By no means is this an entreaty to stay stuck in the same ways over and over again. We must develop the delicate ability to understand what should change and what should not, and refuse to get caught up in the blind, sweeping momentum of change where people chase the latest ephemeral nonsense whether it merits pursuit or not; where “old” automatically means bad, and “new” instantly equals good.
There are many reasons why people “over change” in business. The first reason is because they can. Change is there for the taking. Let’s do it, let’s change, let’s do something different because doing the same thing is boring…even if it works brilliantly. The second reason: because I’m new. New people always want to change things. That’s why they showed up. Change is the way they leave their mark. Third: the impact of those three little letters N-E-W. “New” remains the second most powerful word in marketing, behind only the king of all words, “Free.” Lastly, and most importantly, people change because they lack a clear understanding of and respect for the deep-rooted unchangeables of a brand.
Here’s how I think the change dynamic works in advertising.
I see marketing on a continuum from brand essence to strategy to campaign to execution. The closer to brand essence, the less you change. The closer to execution, the more you change.

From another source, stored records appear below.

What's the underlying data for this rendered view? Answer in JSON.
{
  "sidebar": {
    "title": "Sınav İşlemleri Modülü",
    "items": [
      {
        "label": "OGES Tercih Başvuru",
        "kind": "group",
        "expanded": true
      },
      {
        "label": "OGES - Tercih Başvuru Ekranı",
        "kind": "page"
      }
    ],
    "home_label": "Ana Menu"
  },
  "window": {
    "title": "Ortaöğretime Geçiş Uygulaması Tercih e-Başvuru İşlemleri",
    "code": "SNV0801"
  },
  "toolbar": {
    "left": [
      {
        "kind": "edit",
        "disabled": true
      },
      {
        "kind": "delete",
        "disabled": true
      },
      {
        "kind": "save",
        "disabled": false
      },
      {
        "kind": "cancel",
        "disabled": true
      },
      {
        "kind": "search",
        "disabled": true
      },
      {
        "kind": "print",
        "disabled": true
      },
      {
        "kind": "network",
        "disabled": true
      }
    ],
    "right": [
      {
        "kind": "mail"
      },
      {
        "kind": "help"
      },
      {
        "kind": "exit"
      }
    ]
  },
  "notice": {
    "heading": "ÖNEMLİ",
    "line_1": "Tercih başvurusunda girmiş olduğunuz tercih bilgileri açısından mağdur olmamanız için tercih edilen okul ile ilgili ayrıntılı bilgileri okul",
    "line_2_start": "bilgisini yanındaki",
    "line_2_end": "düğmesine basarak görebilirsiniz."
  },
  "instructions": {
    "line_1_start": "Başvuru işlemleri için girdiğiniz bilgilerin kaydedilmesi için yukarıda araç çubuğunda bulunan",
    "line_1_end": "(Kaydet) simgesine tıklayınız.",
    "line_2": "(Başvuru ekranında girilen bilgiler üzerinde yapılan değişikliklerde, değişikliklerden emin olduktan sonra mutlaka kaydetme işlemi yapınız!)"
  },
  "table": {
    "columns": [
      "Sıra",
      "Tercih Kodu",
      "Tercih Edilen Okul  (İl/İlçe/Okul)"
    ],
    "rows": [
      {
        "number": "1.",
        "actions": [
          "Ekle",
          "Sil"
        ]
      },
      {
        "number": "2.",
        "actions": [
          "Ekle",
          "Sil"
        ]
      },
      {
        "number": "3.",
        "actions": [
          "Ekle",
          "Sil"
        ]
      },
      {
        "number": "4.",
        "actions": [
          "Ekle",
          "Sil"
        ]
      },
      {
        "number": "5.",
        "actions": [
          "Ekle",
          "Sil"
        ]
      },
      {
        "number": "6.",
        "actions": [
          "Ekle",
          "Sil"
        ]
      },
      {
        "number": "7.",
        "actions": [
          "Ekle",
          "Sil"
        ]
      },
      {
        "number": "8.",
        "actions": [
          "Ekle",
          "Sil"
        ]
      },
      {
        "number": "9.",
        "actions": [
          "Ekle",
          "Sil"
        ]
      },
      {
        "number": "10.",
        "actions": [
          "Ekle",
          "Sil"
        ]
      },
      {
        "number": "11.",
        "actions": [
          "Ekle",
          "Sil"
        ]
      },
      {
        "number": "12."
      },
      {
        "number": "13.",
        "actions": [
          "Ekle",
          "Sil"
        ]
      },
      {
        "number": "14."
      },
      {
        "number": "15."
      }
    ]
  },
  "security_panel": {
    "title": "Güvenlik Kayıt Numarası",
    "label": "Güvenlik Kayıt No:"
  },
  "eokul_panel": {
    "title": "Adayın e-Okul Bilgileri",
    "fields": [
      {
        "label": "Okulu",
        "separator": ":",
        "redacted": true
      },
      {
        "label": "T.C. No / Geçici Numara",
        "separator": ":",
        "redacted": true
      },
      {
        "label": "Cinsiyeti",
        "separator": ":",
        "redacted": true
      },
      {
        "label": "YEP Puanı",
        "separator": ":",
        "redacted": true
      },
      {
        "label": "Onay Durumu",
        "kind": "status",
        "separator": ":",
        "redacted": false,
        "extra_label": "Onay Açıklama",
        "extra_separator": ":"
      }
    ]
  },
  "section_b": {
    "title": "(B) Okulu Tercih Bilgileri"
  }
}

Key elements that define the brand should almost never change. Every company has their version of these…brand essence wheels, brand pyramids, brand arrows, mission statements. These are the principles that stand for generations, why they founded the company, the images inextricably linked to the brand. If these are to change, one random person cannot do it on a capricious whim. 11 keys should turn to launch that missile. Strategy should be well conceived (measure twice, cut once), then stuck with until it no longer works, or it wears out. Campaigns that support the strategy can change more often, so long as they are always true to the strategy. Geico is a great example of this. From the Cavemen to the Gekko to the “Happier Than” to the current “It’s What You Do,” the campaigns have changed, but the strategy has remained constant: 15 minutes could save you 15%. Executions should change regularly and often. That’s the whole point of “executions,” especially in today’s real-time world. Take some shots, do some analytics; use what works, dump what doesn’t.
So next time you’re faced with a decision to change something or not, ask yourself a simple question: am I changing this because it should be changed or because it can be changed. If the answer is the latter, don’t do it, then turn your attention to something that needs to be changed…because there’s always something.